A idéia se alastrou epidêmica, Richard distraiu-se com a sugestão e acompanhou o bando de desregrados morro abaixo à cantar e recitar poemas de Baudelaire, Musset, Byron... Parecia uma procissão de anjos das palavras e cânticos celestiais, envolvidos pelas artimanhas do demônio, dos vícios, celebrando seus suspiros e energias emprestados pela mocidade. Uma verdadeira apoteose da guerra e do amor, do bem e do mal que habitam no coração daqueles pobres seres sensíveis ao belo e vulneráveis às ardências carnais.
Á caminho do cemitério passaram pela loja maçônica, invadiram-na pelos fundos e roubaram as insígnias usadas nos rituais. Passaram ainda na Mortuária São João, saquearam uma urna funerária, dirigiram-se ao prostíbulo de Madame Sissí, conversaram com Eufrásia, uma das meninas da casa que tinha sérios problemas mentais e por isso andava afastada de seus afazeres e convenceram-na à participar da peça teatral que supostamente estariam ensaiando naquela noite. Saíram em romaria sinistra pelas ruas da cidade cantando a Canção do Estudante de Goethe, acordando a vizinhança para participarem do enterro do amor. Eufrásia deitada no caixão estava pálida de medo, mas a sua vontade de ganhar alguns trocados conforme fora combinado foi mais forte que o seu pavor.
Entraram em silêncio sepulcral no cemitério segundo o combinado para que pudessem ouvir a voz das almas. Por alguns minutos só se ouvia as tragadas nos cigarros de haxixe e nos charutos, além dos goles nas garrafas de conhaque e absinto.
- Ouçam! Alguém sussurrou.
- O quê?
-Não estão ouvindo? Parece um coro de vozes femininas...
-Psiu!
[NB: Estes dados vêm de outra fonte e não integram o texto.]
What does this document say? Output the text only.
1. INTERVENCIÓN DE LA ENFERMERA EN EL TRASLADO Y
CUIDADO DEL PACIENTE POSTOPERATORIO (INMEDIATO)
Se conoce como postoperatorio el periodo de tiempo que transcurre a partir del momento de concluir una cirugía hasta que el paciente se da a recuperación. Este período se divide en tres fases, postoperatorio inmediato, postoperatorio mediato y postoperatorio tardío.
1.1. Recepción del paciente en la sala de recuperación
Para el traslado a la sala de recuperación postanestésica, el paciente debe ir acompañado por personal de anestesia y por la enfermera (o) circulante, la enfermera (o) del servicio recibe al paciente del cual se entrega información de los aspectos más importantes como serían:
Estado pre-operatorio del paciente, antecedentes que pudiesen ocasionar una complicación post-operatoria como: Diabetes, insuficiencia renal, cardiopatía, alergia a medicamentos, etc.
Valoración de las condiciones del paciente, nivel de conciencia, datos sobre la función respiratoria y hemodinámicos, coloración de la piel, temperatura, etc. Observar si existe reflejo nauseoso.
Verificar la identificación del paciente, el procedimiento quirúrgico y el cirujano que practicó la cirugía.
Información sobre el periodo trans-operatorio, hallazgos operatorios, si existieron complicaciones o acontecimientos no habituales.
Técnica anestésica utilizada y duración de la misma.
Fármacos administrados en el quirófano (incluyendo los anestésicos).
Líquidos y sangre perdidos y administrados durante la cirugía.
Cala boca!
As vozes começaram a ficar mais nítidas, era um canto em latim a ecoar na noite fria do cemitério.Uma onda de calmaria tomou conta dos invasores, parecia um ritual, mas onde?
- “kirié eleizon, criste eleizon. Kirié exaudi nós, Criste exaudi nós... Santa Trinitas unos Deus, Misererem nobis”.
- Onde elas estão?
- Sumiram. Meu Deus, eram fantasmas!
Richard não tinha atenções para mais nada a não ser para a imagem diáfana de Charlotte. Parecia-lhe que ela tremeluzia como lamparina em cada gesto felinal em que seu corpo dançava por entre os tecidos transparentes de seu vestido esvoaçando-se por entre os mausoléus prateados pela lua; seu olhar narcotizado fazia com que ela se movesse lentamente ao som das madressilvas e das folhas com aromas silvestres que pisava, exalando aromas alucinógenos no ar da noite fria. Manoel parecia estar acompanhando tudo telepaticamente quando foi despertado por uma voz de criança.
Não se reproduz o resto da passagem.